It is my understanding that opening larger stock positions will, if the stock climbs, produce a larger profit.
For example, if I open a position of $200 on the S&P 500 and that position goes up by 50% then my position will be in profit $100. Obviously, the opposite would be true if the stock goes down.
It then follows that if the position is $1000 and the stock goes up by 50% the position would be in profit by $500.
Is this correct?
The second part to this question is what does 50% mean?

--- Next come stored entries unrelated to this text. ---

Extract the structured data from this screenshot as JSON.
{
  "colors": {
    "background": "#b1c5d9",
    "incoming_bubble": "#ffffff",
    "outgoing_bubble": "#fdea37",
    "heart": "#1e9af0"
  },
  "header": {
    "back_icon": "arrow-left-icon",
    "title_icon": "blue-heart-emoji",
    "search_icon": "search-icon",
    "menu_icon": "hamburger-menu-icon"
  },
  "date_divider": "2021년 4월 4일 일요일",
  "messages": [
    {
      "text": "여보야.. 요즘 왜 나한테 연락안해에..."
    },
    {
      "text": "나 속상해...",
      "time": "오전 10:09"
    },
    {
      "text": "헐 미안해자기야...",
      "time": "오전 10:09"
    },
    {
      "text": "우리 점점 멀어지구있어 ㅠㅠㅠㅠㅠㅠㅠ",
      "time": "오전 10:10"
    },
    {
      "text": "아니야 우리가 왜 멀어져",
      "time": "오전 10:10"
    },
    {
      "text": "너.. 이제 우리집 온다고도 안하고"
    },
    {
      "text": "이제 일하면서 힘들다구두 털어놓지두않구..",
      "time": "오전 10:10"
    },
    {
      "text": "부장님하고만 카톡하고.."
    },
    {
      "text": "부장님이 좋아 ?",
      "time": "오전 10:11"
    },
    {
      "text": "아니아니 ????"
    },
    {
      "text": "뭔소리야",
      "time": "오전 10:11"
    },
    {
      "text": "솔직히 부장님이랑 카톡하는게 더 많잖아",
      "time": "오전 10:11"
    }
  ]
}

Is the 50% relative to the size of the position (the number of units purchased) or something else? Is the profit incurred relative to the number of units (ie: $ amount) purchased?
I'm trying to understand the following:
Let's say I open a position while the S&P 500 is at 4400 and after a few hours or days I close the position when the S&P 500 is at 4500. This would be in profit. But, would I make twice the $ profit if I open the position with $400 than if I opened it with $200?

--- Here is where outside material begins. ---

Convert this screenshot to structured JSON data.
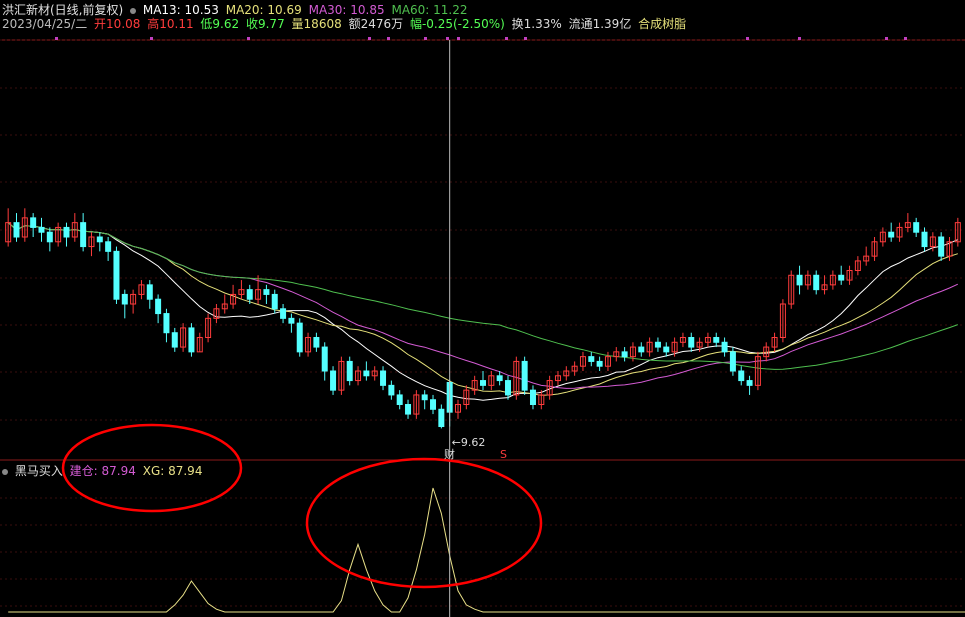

I've been looking for a calculator which allows me to enter simply the stock price at open and close and the $ amount at open to calculate the return amount, but have not found one yet.
To be more specific, with a real world example...
I open a position with $200 when the SPX500 is at 4377.46 and I close the position when the SPX500 reaches 4486.98. The index has risen by 109.52 points. I'm told that for the $200 investment this would be a % increase of 50% meaning a profit of $100. Is this correct?
According to the sums provided by @flux this would work out this way:
$200 / 4377.46 = 0.0456885956696349 4486.98 * ($200 / 4377.46) = $205.0038149977384
Obviously, I'm missing something here.